The
Fair Work Commission (FWC) has confirmed that employers may terminate employees who are unfit for work due to long-term illnesses or injuries – provided there is evidence that the employee is unable to perform their substantive duties and that they have been afforded procedural fairness.
In recent weeks the FWC has rejected two unfair dismissal claims, both of which related to applications made by long-serving train drivers who had their employment terminated while on extended medical leave.
The first case involved a Victorian train driver who, in almost 44 years with the same employer, had been involved in 20 reported train incidents including fatalities, collisions and near-misses. He was diagnosed with post-traumatic stress disorder (PTSD) and was absent from work for almost two years.
His employer found that the man was not only unfit to return to his job, but that he was also unfit for alternative duties such as office work. He was dismissed in December 2012.
The employee argued that both the dismissal decision and procedure was unfair, and gave evidence that his treating practitioner supported a structured return to work plan.
However, Fair Work Commissioner
Nicolas Wilson ruled his dismissal as valid, commenting that the employee “did not have the capacity to perform the duties he was employed to do and that, on the objective facts known to (the employer), there was not a prospect of him being able to perform his duties again”.

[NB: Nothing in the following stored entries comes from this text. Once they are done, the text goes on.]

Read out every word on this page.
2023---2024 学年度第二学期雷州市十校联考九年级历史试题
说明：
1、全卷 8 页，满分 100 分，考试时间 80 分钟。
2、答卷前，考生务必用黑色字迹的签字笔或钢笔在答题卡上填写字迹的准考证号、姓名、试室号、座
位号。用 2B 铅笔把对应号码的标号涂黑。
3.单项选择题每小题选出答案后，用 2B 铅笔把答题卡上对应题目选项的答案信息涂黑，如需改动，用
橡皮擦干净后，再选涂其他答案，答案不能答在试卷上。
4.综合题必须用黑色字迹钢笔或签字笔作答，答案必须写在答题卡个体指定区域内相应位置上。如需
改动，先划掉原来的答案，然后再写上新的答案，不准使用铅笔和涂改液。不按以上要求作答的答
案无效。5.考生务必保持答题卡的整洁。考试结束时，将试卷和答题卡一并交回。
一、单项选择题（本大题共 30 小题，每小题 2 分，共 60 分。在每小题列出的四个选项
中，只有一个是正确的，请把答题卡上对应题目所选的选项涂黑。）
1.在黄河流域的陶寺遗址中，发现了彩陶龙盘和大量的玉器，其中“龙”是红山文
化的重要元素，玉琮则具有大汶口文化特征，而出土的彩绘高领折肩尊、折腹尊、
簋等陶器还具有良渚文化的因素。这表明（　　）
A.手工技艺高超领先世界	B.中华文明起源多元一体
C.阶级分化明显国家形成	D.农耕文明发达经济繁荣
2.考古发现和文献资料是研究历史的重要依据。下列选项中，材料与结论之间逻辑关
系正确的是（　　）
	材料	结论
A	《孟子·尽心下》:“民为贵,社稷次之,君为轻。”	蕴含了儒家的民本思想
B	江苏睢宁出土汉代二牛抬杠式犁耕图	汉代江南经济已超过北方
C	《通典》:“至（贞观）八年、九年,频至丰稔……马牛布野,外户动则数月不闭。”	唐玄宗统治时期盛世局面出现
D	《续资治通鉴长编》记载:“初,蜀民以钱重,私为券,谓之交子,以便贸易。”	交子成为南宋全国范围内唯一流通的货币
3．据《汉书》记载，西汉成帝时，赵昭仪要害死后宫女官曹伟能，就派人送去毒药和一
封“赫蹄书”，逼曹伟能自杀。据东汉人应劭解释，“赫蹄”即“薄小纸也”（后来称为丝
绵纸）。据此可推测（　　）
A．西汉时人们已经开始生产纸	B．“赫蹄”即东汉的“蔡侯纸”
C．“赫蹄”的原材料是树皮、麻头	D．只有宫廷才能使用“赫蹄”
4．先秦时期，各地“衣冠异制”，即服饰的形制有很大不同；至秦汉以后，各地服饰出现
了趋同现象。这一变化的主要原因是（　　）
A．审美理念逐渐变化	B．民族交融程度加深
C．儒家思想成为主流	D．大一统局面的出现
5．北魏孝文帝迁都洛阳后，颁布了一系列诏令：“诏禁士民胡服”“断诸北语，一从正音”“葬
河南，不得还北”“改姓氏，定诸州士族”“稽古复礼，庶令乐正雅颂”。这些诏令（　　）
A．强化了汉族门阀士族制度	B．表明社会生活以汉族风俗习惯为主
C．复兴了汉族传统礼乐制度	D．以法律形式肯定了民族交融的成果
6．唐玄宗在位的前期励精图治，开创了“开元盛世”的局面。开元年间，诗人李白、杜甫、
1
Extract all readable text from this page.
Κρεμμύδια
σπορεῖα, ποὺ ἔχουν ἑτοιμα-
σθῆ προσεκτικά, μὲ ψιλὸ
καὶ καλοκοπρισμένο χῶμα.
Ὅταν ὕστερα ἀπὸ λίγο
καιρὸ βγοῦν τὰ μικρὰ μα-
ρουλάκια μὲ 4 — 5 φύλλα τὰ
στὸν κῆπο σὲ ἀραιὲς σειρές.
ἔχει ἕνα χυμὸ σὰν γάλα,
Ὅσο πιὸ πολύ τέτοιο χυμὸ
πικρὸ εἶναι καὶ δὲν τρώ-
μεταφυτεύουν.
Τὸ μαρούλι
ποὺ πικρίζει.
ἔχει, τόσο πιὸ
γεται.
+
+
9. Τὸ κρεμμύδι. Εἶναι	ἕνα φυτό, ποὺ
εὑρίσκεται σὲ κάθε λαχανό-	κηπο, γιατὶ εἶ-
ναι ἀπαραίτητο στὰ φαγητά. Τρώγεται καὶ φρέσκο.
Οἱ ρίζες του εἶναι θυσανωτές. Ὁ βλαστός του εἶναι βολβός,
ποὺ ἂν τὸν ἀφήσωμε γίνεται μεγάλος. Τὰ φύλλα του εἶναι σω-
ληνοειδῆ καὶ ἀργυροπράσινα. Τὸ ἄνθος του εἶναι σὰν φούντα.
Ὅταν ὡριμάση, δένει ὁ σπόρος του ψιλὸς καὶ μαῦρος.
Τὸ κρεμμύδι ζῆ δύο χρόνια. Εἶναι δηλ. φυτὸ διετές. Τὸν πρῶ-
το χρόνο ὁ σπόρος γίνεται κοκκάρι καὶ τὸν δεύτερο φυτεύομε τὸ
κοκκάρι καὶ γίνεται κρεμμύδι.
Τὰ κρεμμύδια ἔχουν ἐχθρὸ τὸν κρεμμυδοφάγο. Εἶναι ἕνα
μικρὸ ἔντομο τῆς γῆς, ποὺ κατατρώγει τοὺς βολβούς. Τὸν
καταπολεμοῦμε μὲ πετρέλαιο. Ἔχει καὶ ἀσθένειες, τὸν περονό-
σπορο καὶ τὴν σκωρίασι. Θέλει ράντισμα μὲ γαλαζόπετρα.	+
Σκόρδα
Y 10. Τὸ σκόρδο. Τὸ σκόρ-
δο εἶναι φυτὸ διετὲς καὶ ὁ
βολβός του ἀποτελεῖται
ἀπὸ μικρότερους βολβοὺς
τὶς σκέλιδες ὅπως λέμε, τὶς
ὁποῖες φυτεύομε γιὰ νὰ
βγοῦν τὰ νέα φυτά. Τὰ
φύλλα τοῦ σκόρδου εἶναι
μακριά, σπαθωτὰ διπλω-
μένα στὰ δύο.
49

In a similar case before the FWC, a Queensland train driver argued he was unfairly dismissed in May last year, following an absence of almost 18 months due to a series of seizures and related surgeries. The employee had worked for the company for 34 years and received more than $100,000 in termination entitlements.
Fair Work Commissioner
Paula Spencer said that while the Commission is “sympathetic to the applicant’s position”, the medical evidence confirmed that he could not perform the inherit requirements of his role and therefore, found his dismissal was fair.
“An employer is not required to maintain an employee ‘on the books’ for an extended period of time, where the prospects of that employee ever being able to safely perform their substantive position again is minimal or would not be such, within a reasonable period of time,” she said.